La plupart des grossesses se vivent dans une sorte d’innocence. De l’extérieur, c’est à peine si on la remarque la plupart du temps, car on y est tellement habitués. Mais, parfois, on la voit. Parfois, on la reçoit en plein visage.
Ce n’est qu’une injustice. Il n’y a pas de coupable. Pas de raison. On l’avait toutes, au départ, cette belle innocence-là. Moi aussi. Jusqu’à ce que la vie vienne m’arracher mes illusions. Et d’emblée, je vais convenir que c’est de la jalousie mal assumée — mais depuis, cette innocence-là, je la vois partout, et, chaque fois, il y a quelque chose en moi qui proteste.
La belle innocence d’une telle, qui, enceinte de son premier, son deuxième, son huitième — parce que l’expérience n’a rien à voir là-dedans —, commence à préparer la chambre de bébé alors que le pipi sur le test de grossesse n’a même pas encore séché. Parce que, pour elle, le simple fait de tomber enceinte est une fin en soi.

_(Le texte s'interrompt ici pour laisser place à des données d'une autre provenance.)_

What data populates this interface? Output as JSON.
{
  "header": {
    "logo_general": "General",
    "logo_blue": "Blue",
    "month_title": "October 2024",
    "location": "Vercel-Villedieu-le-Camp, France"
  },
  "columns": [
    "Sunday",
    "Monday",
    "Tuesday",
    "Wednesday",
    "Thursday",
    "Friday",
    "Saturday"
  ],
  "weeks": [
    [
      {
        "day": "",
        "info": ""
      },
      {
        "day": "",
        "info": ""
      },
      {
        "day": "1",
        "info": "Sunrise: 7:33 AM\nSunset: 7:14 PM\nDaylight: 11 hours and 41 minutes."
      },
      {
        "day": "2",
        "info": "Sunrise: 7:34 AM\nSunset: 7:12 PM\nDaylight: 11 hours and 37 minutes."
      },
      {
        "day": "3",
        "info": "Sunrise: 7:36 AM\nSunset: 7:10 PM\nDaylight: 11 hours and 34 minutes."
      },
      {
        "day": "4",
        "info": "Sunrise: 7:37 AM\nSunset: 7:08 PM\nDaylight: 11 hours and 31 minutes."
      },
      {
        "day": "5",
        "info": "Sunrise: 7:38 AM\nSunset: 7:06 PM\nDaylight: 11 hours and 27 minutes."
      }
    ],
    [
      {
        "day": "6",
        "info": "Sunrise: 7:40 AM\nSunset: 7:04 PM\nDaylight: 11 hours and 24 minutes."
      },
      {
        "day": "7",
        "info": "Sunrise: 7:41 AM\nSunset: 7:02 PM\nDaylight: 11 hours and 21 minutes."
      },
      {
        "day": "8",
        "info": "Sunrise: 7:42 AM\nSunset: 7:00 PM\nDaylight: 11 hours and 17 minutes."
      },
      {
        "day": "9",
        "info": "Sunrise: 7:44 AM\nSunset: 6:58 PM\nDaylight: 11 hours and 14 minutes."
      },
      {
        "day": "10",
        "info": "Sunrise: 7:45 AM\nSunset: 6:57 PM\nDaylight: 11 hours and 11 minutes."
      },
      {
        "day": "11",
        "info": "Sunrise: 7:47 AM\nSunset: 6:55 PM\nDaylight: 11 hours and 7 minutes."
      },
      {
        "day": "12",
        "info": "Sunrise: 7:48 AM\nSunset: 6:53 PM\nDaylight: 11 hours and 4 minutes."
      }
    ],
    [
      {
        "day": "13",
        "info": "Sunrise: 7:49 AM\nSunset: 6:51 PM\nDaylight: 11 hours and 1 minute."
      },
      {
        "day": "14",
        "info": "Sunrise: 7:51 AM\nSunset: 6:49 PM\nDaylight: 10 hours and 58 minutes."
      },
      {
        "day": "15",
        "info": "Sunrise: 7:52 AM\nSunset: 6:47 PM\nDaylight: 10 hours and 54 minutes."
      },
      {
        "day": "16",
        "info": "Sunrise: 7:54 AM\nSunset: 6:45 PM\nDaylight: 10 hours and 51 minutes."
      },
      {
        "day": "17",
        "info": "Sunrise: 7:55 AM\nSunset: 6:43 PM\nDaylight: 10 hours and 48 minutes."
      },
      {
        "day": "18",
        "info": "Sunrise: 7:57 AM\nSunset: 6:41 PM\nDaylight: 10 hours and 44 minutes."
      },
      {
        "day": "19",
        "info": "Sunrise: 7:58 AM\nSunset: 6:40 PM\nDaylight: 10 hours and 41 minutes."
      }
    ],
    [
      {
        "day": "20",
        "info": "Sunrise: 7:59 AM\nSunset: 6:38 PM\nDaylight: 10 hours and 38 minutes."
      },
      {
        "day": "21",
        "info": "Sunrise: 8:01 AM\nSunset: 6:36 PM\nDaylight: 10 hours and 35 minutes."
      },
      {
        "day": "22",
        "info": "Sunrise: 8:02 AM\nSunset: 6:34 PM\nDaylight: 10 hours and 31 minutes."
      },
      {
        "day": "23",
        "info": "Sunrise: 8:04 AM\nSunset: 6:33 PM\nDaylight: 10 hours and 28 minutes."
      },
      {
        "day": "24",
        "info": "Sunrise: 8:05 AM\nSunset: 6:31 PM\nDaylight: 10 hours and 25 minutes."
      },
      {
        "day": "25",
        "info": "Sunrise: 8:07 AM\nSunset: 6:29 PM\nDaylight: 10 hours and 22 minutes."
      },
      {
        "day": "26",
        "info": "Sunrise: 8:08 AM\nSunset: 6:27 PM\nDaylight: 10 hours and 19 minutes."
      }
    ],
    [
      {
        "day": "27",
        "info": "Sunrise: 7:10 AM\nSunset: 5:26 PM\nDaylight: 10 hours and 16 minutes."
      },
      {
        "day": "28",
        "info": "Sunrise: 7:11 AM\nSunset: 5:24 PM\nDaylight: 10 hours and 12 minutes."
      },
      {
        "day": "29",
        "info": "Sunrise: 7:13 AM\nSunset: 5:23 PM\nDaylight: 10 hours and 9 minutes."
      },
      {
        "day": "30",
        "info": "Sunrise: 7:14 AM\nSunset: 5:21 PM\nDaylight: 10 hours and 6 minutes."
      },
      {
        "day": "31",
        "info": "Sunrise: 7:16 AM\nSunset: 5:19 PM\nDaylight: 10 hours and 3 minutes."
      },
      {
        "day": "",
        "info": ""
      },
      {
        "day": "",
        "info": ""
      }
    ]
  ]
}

Parce que, à ses yeux, à cette étape-là, le plus gros est fait, et il suffit de patienter neuf mois pour arriver à l’unique conclusion possible de ce grand voyage, soit un beau bébé en santé dans ses bras.
Sauf que moi, j’ai compris que, des fois, ce n’est pas comme ça que ça se passe. Des fois, bébé se sauve. Au bout de quatre, six, dix-huit semaines. Et même trente-huit. Des fois, on arrive au bout de l’aventure les bras vides.

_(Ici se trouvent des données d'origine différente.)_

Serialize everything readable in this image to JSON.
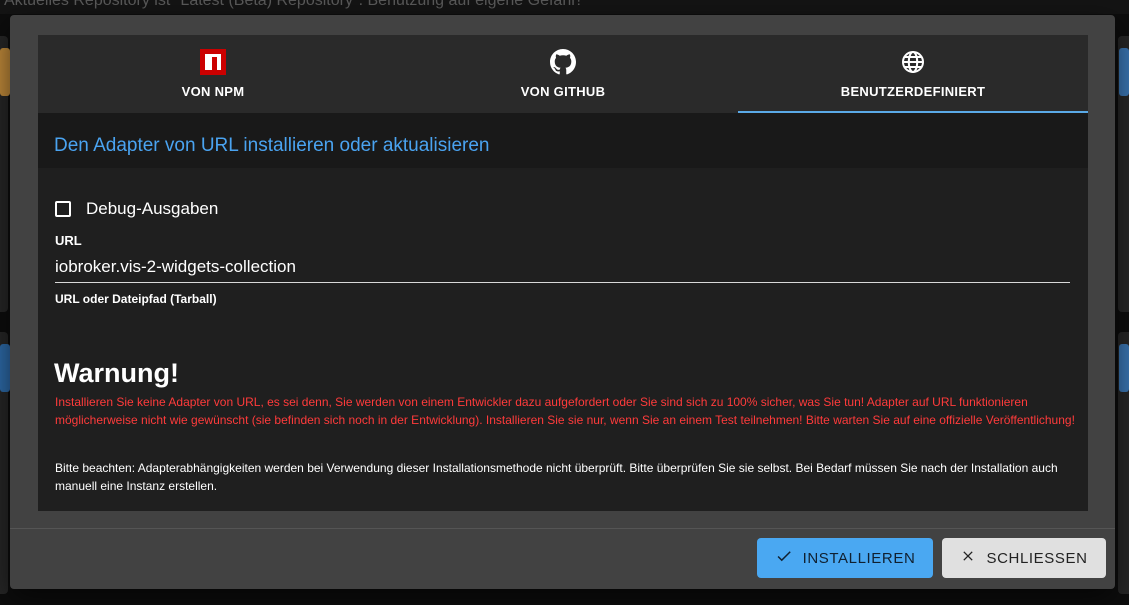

La belle innocence de telle autre, qui refuse le dépistage de la trisomie en claironnant fièrement que son enfant, elle l’aimera comme il est, même s’il est différent.
Oui, c’est super. Mais moi, j’ai appris que l’échographie réalisée dans le cadre de ce dépistage-là, elle ne sert pas juste à mesurer une clarté nucale utilisée pour calculer un pourcentage de risque auquel on peut accorder une importance modérée ; elle permet aussi de déceler des anomalies bien concrètes. Et des anomalies, il y en a qui sont incompatibles avec la vie, et même toute la grandeur d’âme du monde ne les corrigera pas. Mais ça ne veut pas dire que bébé n’est pas un battant. Ça ne veut pas dire qu’il ne faudra pas prendre la décision de le mettre dehors. Par compassion.
La belle innocence de cette autre encore, qui annonce à tous qu’elle s’en va à l’échographie qui va lui permettre de « connaître le sexe ». En négligeant complètement le fait que l’objectif de l’exercice, c’est plutôt de savoir si bébé a tous ses morceaux aux bons endroits.
Parce que moi, je sais que, des fois, ce n’est pas le cas. Des fois, on passe cette écho-là à chercher un cerveau sur l’écran en noir et blanc, parce que même pour des yeux d’inculte, c’est évident qu’il n’y en a pas. Et on prendrait n’importe quel sexe, on prendrait même un bébé hermaphrodite, s’il y avait moyen de greffer un cerveau in utero.
Oui, je sais, ce n’est qu’une injustice. Certaines ont encore leur belle innocence, et c’est tout. C’est comme ça. Et je ne leur souhaite même pas de la perdre.